Pesqueux souligne que la RSE est « une réponse pragmatique aux pressions liées aux perspectives environnementales, politiques et sociales adressées à l’entreprise » (2009 : 51). Les écarts économiques des nations ou de certaines régions au sein d’un même pays, les matérialisations du changement climatique, les rapports humains, sociaux au sein des organisations, nécessitent des actions spécifiques modifiant les approches, les règles, les orientations du management.

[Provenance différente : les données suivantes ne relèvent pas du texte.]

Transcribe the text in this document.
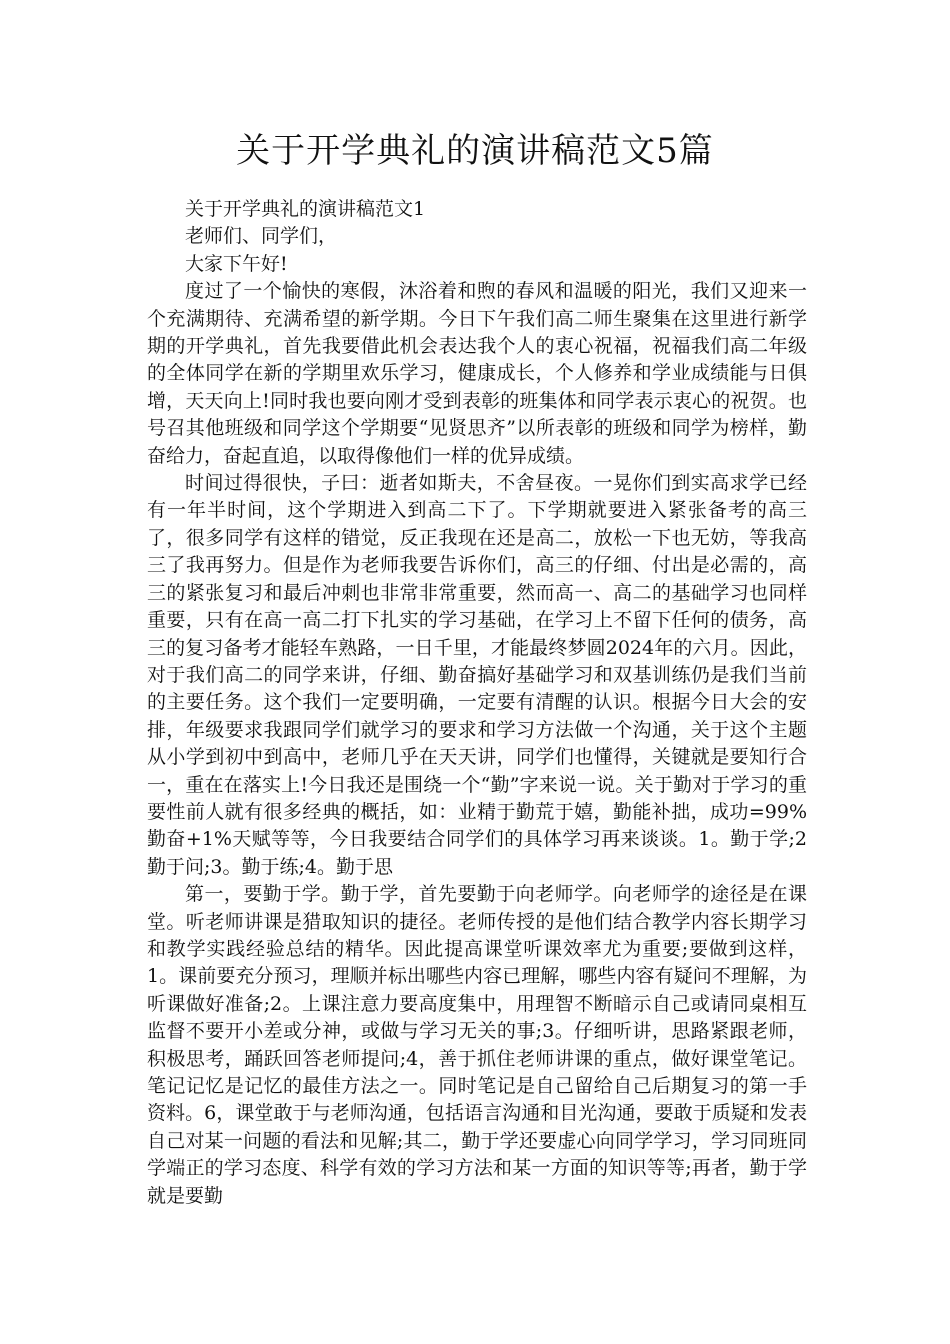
关于开学典礼的演讲稿范文5篇

关于开学典礼的演讲稿范文1

老师们、同学们，

大家下午好!

度过了一个愉快的寒假，沐浴着和煦的春风和温暖的阳光，我们又迎来一个充满期待、充满希望的新学期。今日下午我们高二师生聚集在这里进行新学期的开学典礼，首先我要借此机会表达我个人的衷心祝福，祝福我们高二年级的全体同学在新的学期里欢乐学习，健康成长，个人修养和学业成绩能与日俱增，天天向上!同时我也要向刚才受到表彰的班集体和同学表示衷心的祝贺。也号召其他班级和同学这个学期要“见贤思齐”以所表彰的班级和同学为榜样，勤奋给力，奋起直追，以取得像他们一样的优异成绩。

时间过得很快，子曰：逝者如斯夫，不舍昼夜。一晃你们到实高求学已经有一年半时间，这个学期进入到高二下了。下学期就要进入紧张备考的高三了，很多同学有这样的错觉，反正我现在还是高二，放松一下也无妨，等我高三了我再努力。但是作为老师我要告诉你们，高三的仔细、付出是必需的，高三的紧张复习和最后冲刺也非常非常重要，然而高一、高二的基础学习也同样重要，只有在高一高二打下扎实的学习基础，在学习上不留下任何的债务，高三的复习备考才能轻车熟路，一日千里，才能最终梦圆2024年的六月。因此，对于我们高二的同学来讲，仔细、勤奋搞好基础学习和双基训练仍是我们当前的主要任务。这个我们一定要明确，一定要有清醒的认识。根据今日大会的安排，年级要求我跟同学们就学习的要求和学习方法做一个沟通，关于这个主题从小学到初中到高中，老师几乎在天天讲，同学们也懂得，关键就是要知行合一，重在在落实上!今日我还是围绕一个“勤”字来说一说。关于勤对于学习的重要性前人就有很多经典的概括，如：业精于勤荒于嬉，勤能补拙，成功=99%勤奋+1%天赋等等，今日我要结合同学们的具体学习再来谈谈。1。勤于学;2勤于问;3。勤于练;4。勤于思

第一，要勤于学。勤于学，首先要勤于向老师学。向老师学的途径是在课堂。听老师讲课是猎取知识的捷径。老师传授的是他们结合教学内容长期学习和教学实践经验总结的精华。因此提高课堂听课效率尤为重要;要做到这样，1。课前要充分预习，理顺并标出哪些内容已理解，哪些内容有疑问不理解，为听课做好准备;2。上课注意力要高度集中，用理智不断暗示自己或请同桌相互监督不要开小差或分神，或做与学习无关的事;3。仔细听讲，思路紧跟老师，积极思考，踊跃回答老师提问;4，善于抓住老师讲课的重点，做好课堂笔记。笔记记忆是记忆的最佳方法之一。同时笔记是自己留给自己后期复习的第一手资料。6，课堂敢于与老师沟通，包括语言沟通和目光沟通，要敢于质疑和发表自己对某一问题的看法和见解;其二，勤于学还要虚心向同学学习，学习同班同学端正的学习态度、科学有效的学习方法和某一方面的知识等等;再者，勤于学就是要勤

Dans le guide d’évaluation proposé par l’Association Française pour l’assurance qualité (AFAQ), les trois piliers du développement durable (DD) sont développés sous la forme d’indicateurs (reconnus d’ailleurs par la GRI, Tableau 1).

[1] World Business Council for Sustainable Development, 1997.

 Tableau 1 : n critères selon les trois piliers du DD (Guide AFAQ 26000)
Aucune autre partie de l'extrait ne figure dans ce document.